Decision Tree

Decision tree is a widely-used machine learning algorithm for both classification and regression tasks. Unlike time series models, such as ARIMA, decision trees do not assume any specific patterns in the data.

Intuitive and Interpretable

Decision trees are intuitive and easy to interpret models. They work by splitting the data into subsets based on feature values and making predictions based on the subset to which the data belongs. For example, consider a scenario where the price of Bitcoin increases only if it went up both the day before yesterday and yesterday. The decision tree for this scenario might look like the following:

Handles multiple features effectively

Each non leaf node in a decision tree can handle either categorical or continuous features, e.g., if x = "A", then go to left child node, otherwise go to right child node. Since each non leaf node's decision is after the parent node's, it's essentially a tree of complex if-else statements.

Thanks to such capability, exogenous data such as the NASDAQ-100 index can be seamlessly incorporated into the tree. Also, missing values (e.g., NaN or None) in features can be treated as a category of its own and used as node split criteria. In contrast, methods like ARIMA, which require non-missing values, fails with NaN or None.

Effectiveness

Despite the advancements in deep learning algorithms, decision trees and their ensemble methods often perform surprisingly well. For example, see this discussion on why tree-based models still outperform deep learning on typical tabular data.

Limitations

A decision tree assigns a constant value to leaf node, estimated from the training data. Therefore, if a certain high bitcoin price was never observed in the past, it's not possible for the tree to predict it. This makes the decision tree inferior to timeseries models like ARIMA. See capturing trends on how we can address this limitation.

Overfitting

Decision trees are prone to overfitting, especially when the tree is deep. This can be mitigated by using ensemble methods such as random forests, or gradient boosting, or by limiting the depth of the tree.

Capturing complex regions

Making trees shallow does avoid overfitting, but it introduces the problem of rectangular splits. For instance, a node that splits on ((x > 100) and (y < 50))divides a region by drawing vertical and horizontal lines, and it cannot capture more complex regions like x^2 < y.

Decision tree for Air Passengers

To demonstrate model performance, we show the model's prediction results for the air passengers dataset. The cross validation process identified the best transformation to make the timeseries stationary and the optimal hyperparameters. The Root Mean Squared Error on the next day's closing price was used to determine the best model.

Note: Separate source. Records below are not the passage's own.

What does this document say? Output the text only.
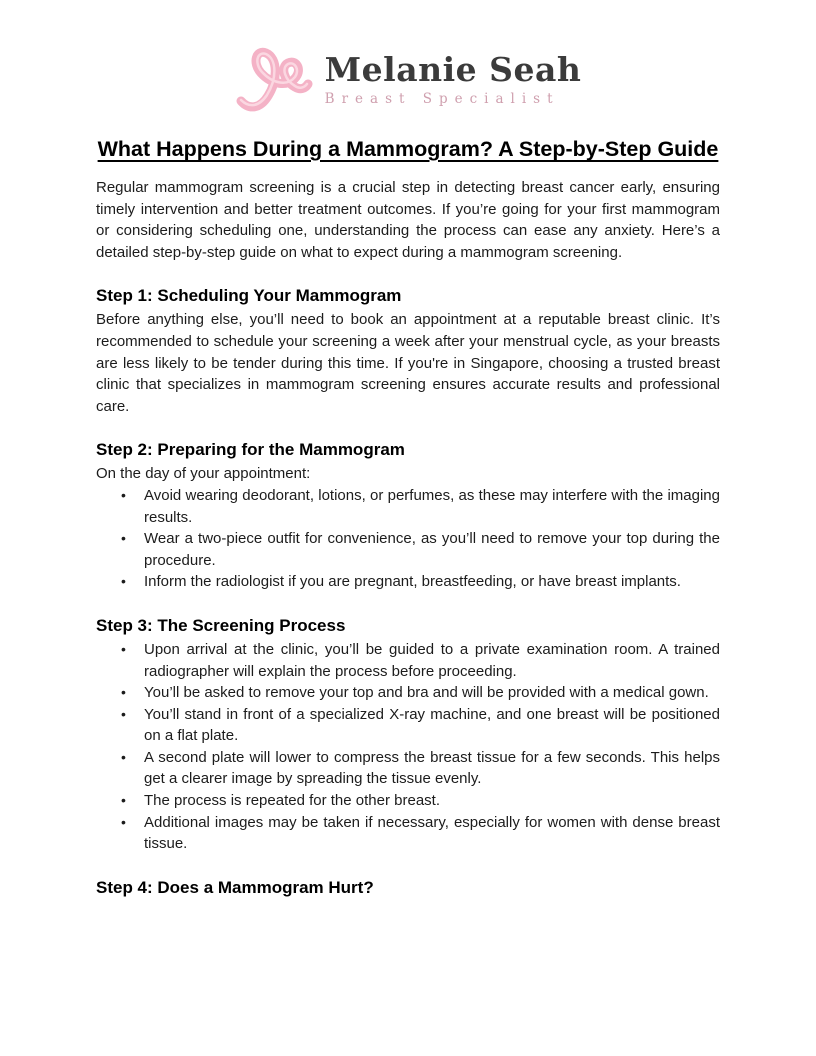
Melanie Seah
Breast Specialist
What Happens During a Mammogram? A Step-by-Step Guide

Regular mammogram screening is a crucial step in detecting breast cancer early, ensuring timely intervention and better treatment outcomes. If you’re going for your first mammogram or considering scheduling one, understanding the process can ease any anxiety. Here’s a detailed step-by-step guide on what to expect during a mammogram screening.

Step 1: Scheduling Your Mammogram

Before anything else, you’ll need to book an appointment at a reputable breast clinic. It’s recommended to schedule your screening a week after your menstrual cycle, as your breasts are less likely to be tender during this time. If you're in Singapore, choosing a trusted breast clinic that specializes in mammogram screening ensures accurate results and professional care.

Step 2: Preparing for the Mammogram

On the day of your appointment:

• Avoid wearing deodorant, lotions, or perfumes, as these may interfere with the imaging results.
• Wear a two-piece outfit for convenience, as you’ll need to remove your top during the procedure.
• Inform the radiologist if you are pregnant, breastfeeding, or have breast implants.
Step 3: The Screening Process
• Upon arrival at the clinic, you’ll be guided to a private examination room. A trained radiographer will explain the process before proceeding.
• You’ll be asked to remove your top and bra and will be provided with a medical gown.
• You’ll stand in front of a specialized X-ray machine, and one breast will be positioned on a flat plate.
• A second plate will lower to compress the breast tissue for a few seconds. This helps get a clearer image by spreading the tissue evenly.
• The process is repeated for the other breast.
• Additional images may be taken if necessary, especially for women with dense breast tissue.
Step 4: Does a Mammogram Hurt?
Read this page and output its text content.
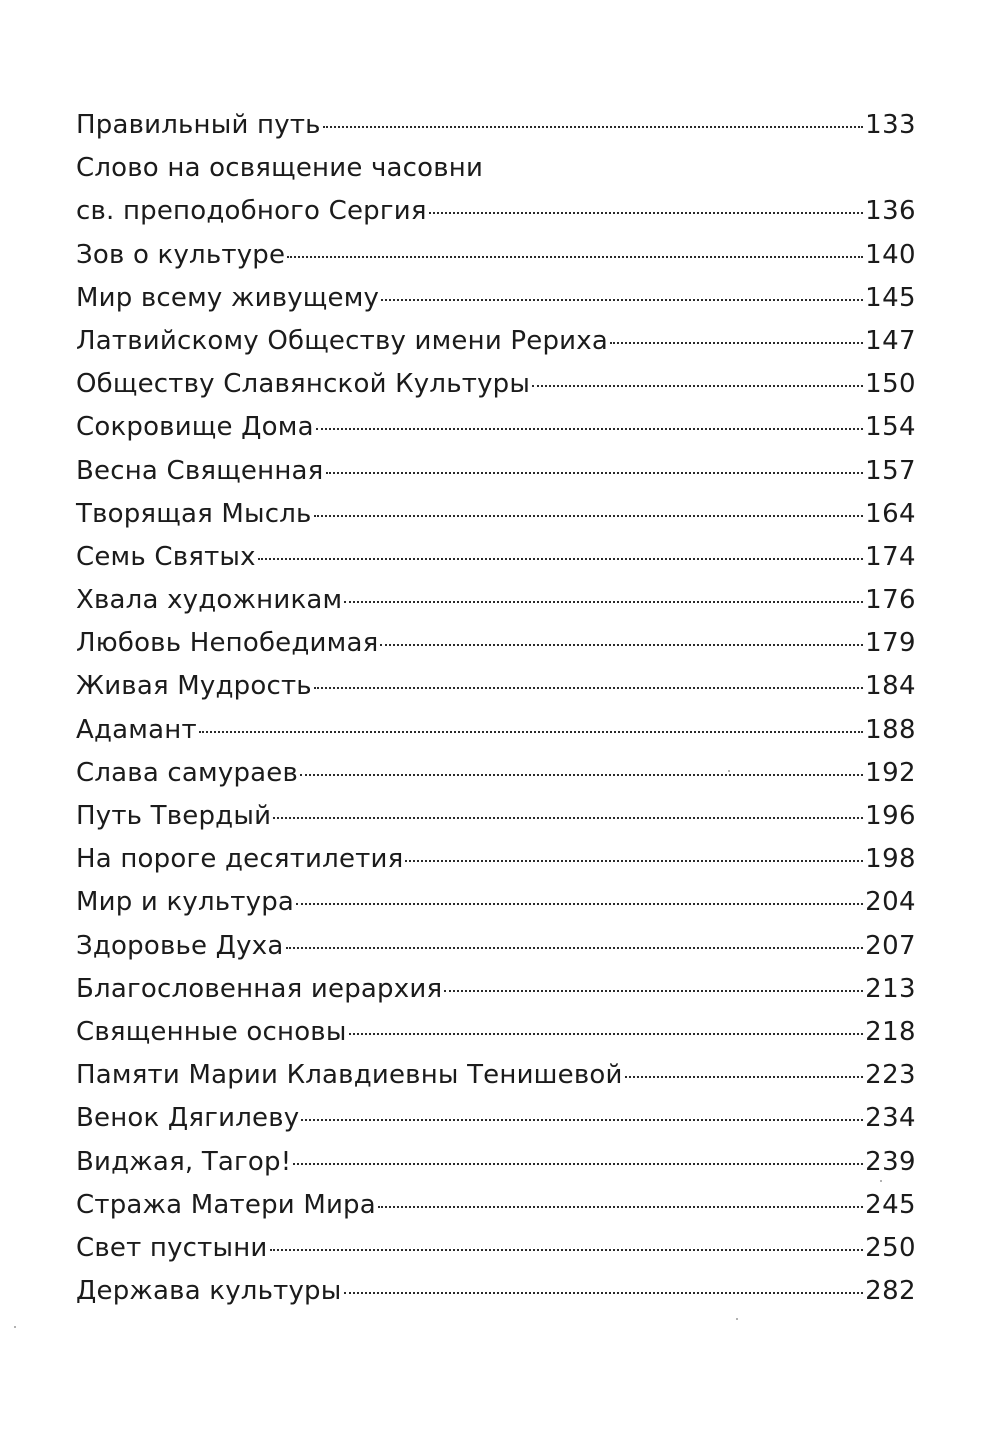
Правильный путь	133
Слово на освящение часовни
св. преподобного Сергия	136
Зов о культуре	140
Мир всему живущему	145
Латвийскому Обществу имени Рериха	147
Обществу Славянской Культуры	150
Сокровище Дома	154
Весна Священная	157
Творящая Мысль	164
Семь Святых	174
Хвала художникам	176
Любовь Непобедимая	179
Живая Мудрость	184
Адамант	188
Слава самураев	192
Путь Твердый	196
На пороге десятилетия	198
Мир и культура	204
Здоровье Духа	207
Благословенная иерархия	213
Священные основы	218
Памяти Марии Клавдиевны Тенишевой	223
Венок Дягилеву	234
Виджая, Тагор!	239
Стража Матери Мира	245
Свет пустыни	250
Держава культуры	282
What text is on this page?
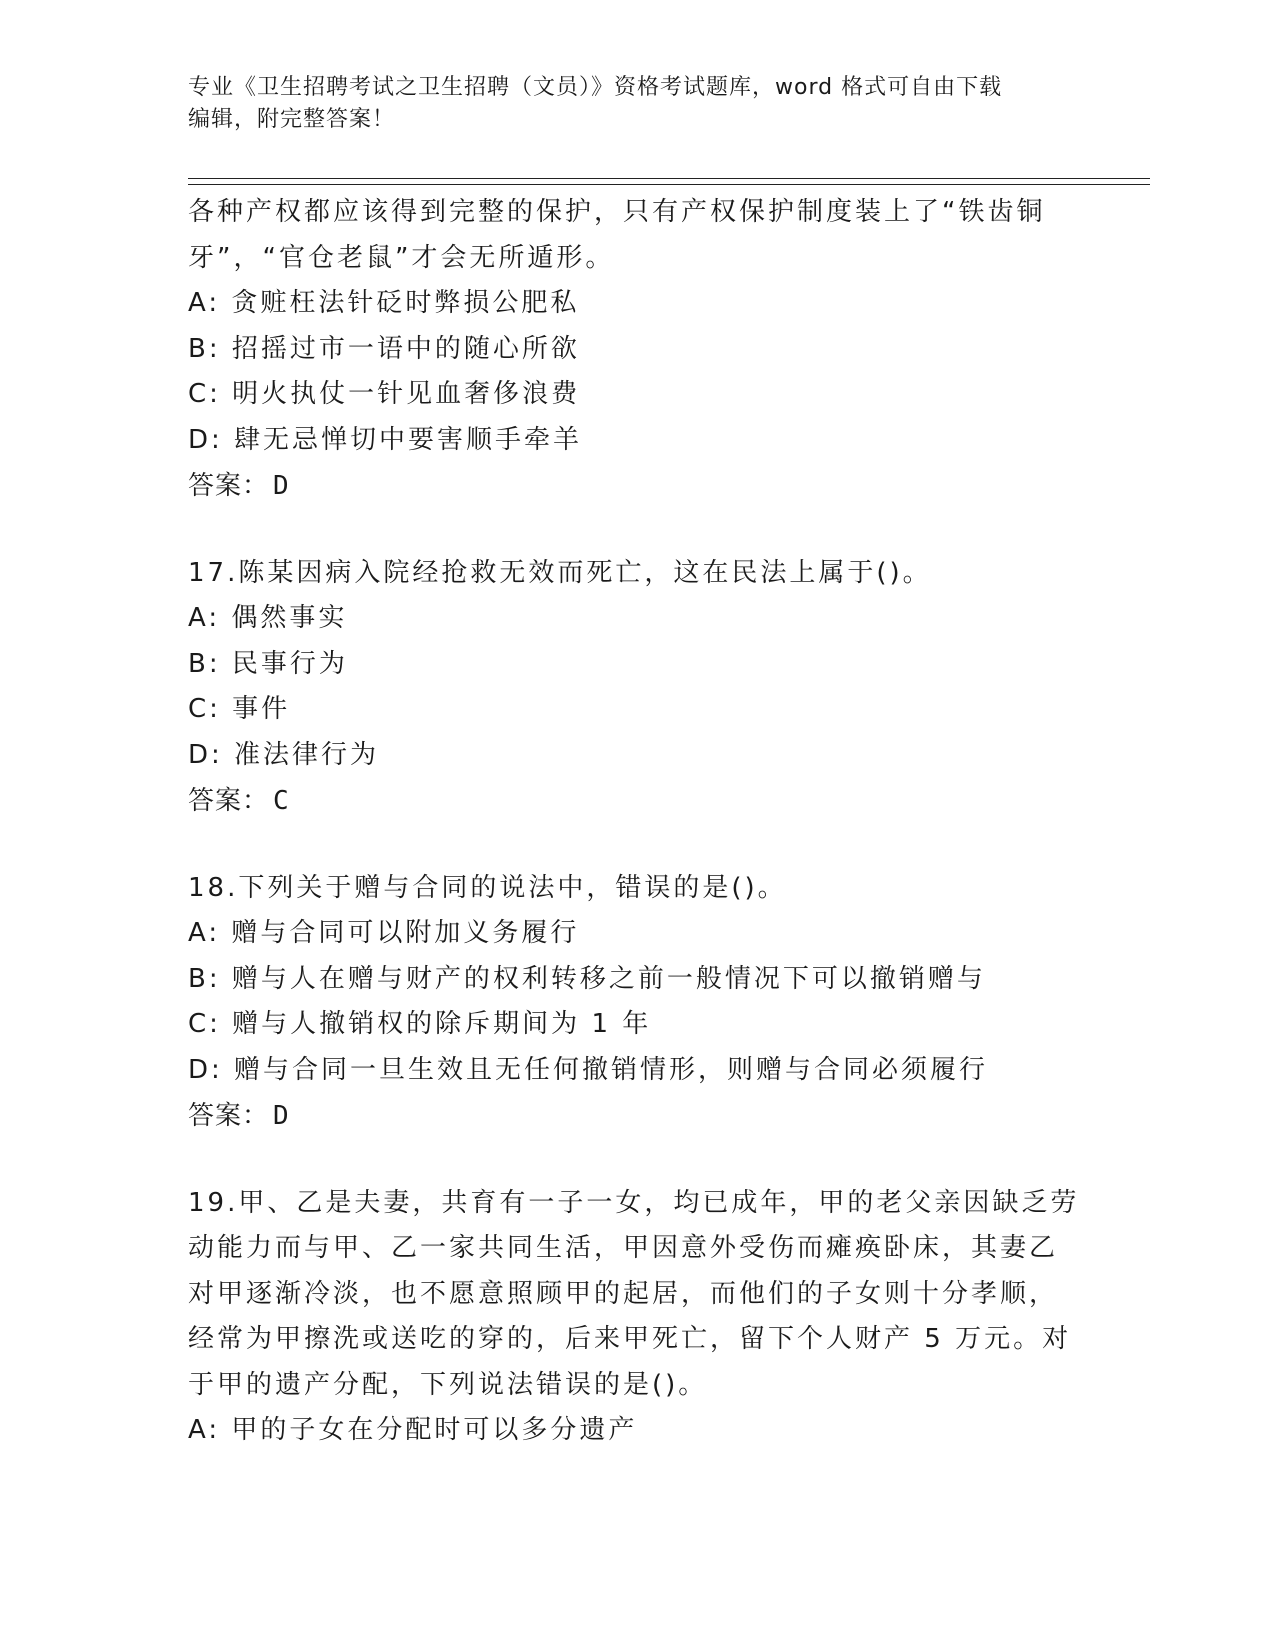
专业《卫生招聘考试之卫生招聘（文员）》资格考试题库，word 格式可自由下载
编辑，附完整答案！
各种产权都应该得到完整的保护，只有产权保护制度装上了“铁齿铜
牙”，“官仓老鼠”才会无所遁形。
A: 贪赃枉法针砭时弊损公肥私
B: 招摇过市一语中的随心所欲
C: 明火执仗一针见血奢侈浪费
D: 肆无忌惮切中要害顺手牵羊
答案： D
17.陈某因病入院经抢救无效而死亡，这在民法上属于()。
A: 偶然事实
B: 民事行为
C: 事件
D: 准法律行为
答案： C
18.下列关于赠与合同的说法中，错误的是()。
A: 赠与合同可以附加义务履行
B: 赠与人在赠与财产的权利转移之前一般情况下可以撤销赠与
C: 赠与人撤销权的除斥期间为 1 年
D: 赠与合同一旦生效且无任何撤销情形，则赠与合同必须履行
答案： D
19.甲、乙是夫妻，共育有一子一女，均已成年，甲的老父亲因缺乏劳
动能力而与甲、乙一家共同生活，甲因意外受伤而瘫痪卧床，其妻乙
对甲逐渐冷淡，也不愿意照顾甲的起居，而他们的子女则十分孝顺，
经常为甲擦洗或送吃的穿的，后来甲死亡，留下个人财产 5 万元。对
于甲的遗产分配，下列说法错误的是()。
A: 甲的子女在分配时可以多分遗产
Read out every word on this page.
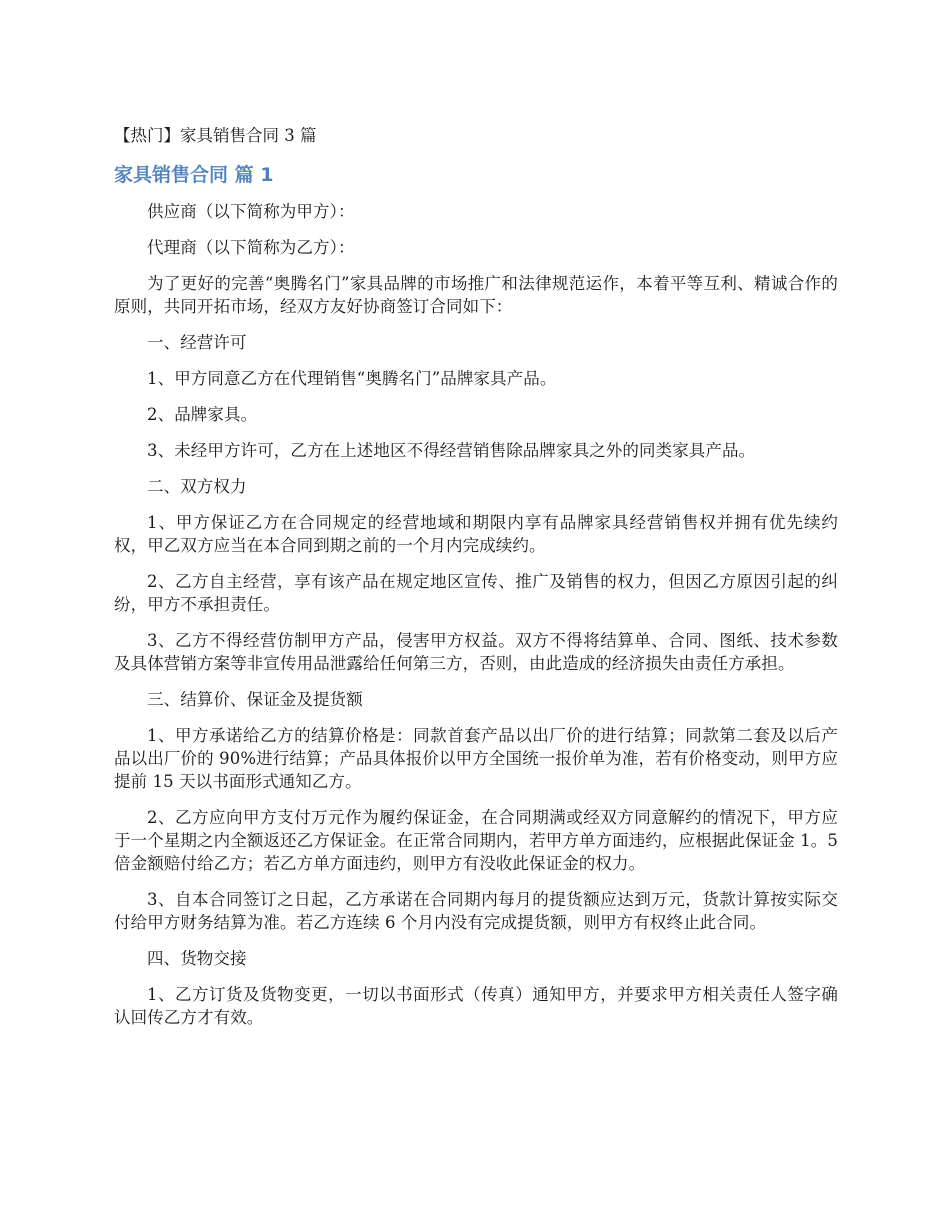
【热门】家具销售合同 3 篇
家具销售合同 篇 1

供应商（以下简称为甲方）：

代理商（以下简称为乙方）：

为了更好的完善“奥腾名门”家具品牌的市场推广和法律规范运作，本着平等互利、精诚合作的原则，共同开拓市场，经双方友好协商签订合同如下：

一、经营许可

1、甲方同意乙方在代理销售“奥腾名门”品牌家具产品。

2、品牌家具。

3、未经甲方许可，乙方在上述地区不得经营销售除品牌家具之外的同类家具产品。

二、双方权力

1、甲方保证乙方在合同规定的经营地域和期限内享有品牌家具经营销售权并拥有优先续约权，甲乙双方应当在本合同到期之前的一个月内完成续约。

2、乙方自主经营，享有该产品在规定地区宣传、推广及销售的权力，但因乙方原因引起的纠纷，甲方不承担责任。

3、乙方不得经营仿制甲方产品，侵害甲方权益。双方不得将结算单、合同、图纸、技术参数及具体营销方案等非宣传用品泄露给任何第三方，否则，由此造成的经济损失由责任方承担。

三、结算价、保证金及提货额

1、甲方承诺给乙方的结算价格是：同款首套产品以出厂价的进行结算；同款第二套及以后产品以出厂价的 90%进行结算；产品具体报价以甲方全国统一报价单为准，若有价格变动，则甲方应提前 15 天以书面形式通知乙方。

2、乙方应向甲方支付万元作为履约保证金，在合同期满或经双方同意解约的情况下，甲方应于一个星期之内全额返还乙方保证金。在正常合同期内，若甲方单方面违约，应根据此保证金 1。5 倍金额赔付给乙方；若乙方单方面违约，则甲方有没收此保证金的权力。

3、自本合同签订之日起，乙方承诺在合同期内每月的提货额应达到万元，货款计算按实际交付给甲方财务结算为准。若乙方连续 6 个月内没有完成提货额，则甲方有权终止此合同。

四、货物交接

1、乙方订货及货物变更，一切以书面形式（传真）通知甲方，并要求甲方相关责任人签字确认回传乙方才有效。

The chart below illustrates:

  1. train: training data
  2. prediction(train): the model's prediction for the training data periods
  3. test(input): test input data
  4. test(actual): test actual data
  5. prediction(test): the model's prediction on the selected days (1, 2, 3, 5, 7th days) of "test (actual)" periods given "test (input)".

Even with various efforts, the decision tree model appears to struggle in capturing the upward trend in the air passengers dataset. As a result, its predictions tend to be lower, and it's due to the lower values seen during the training period.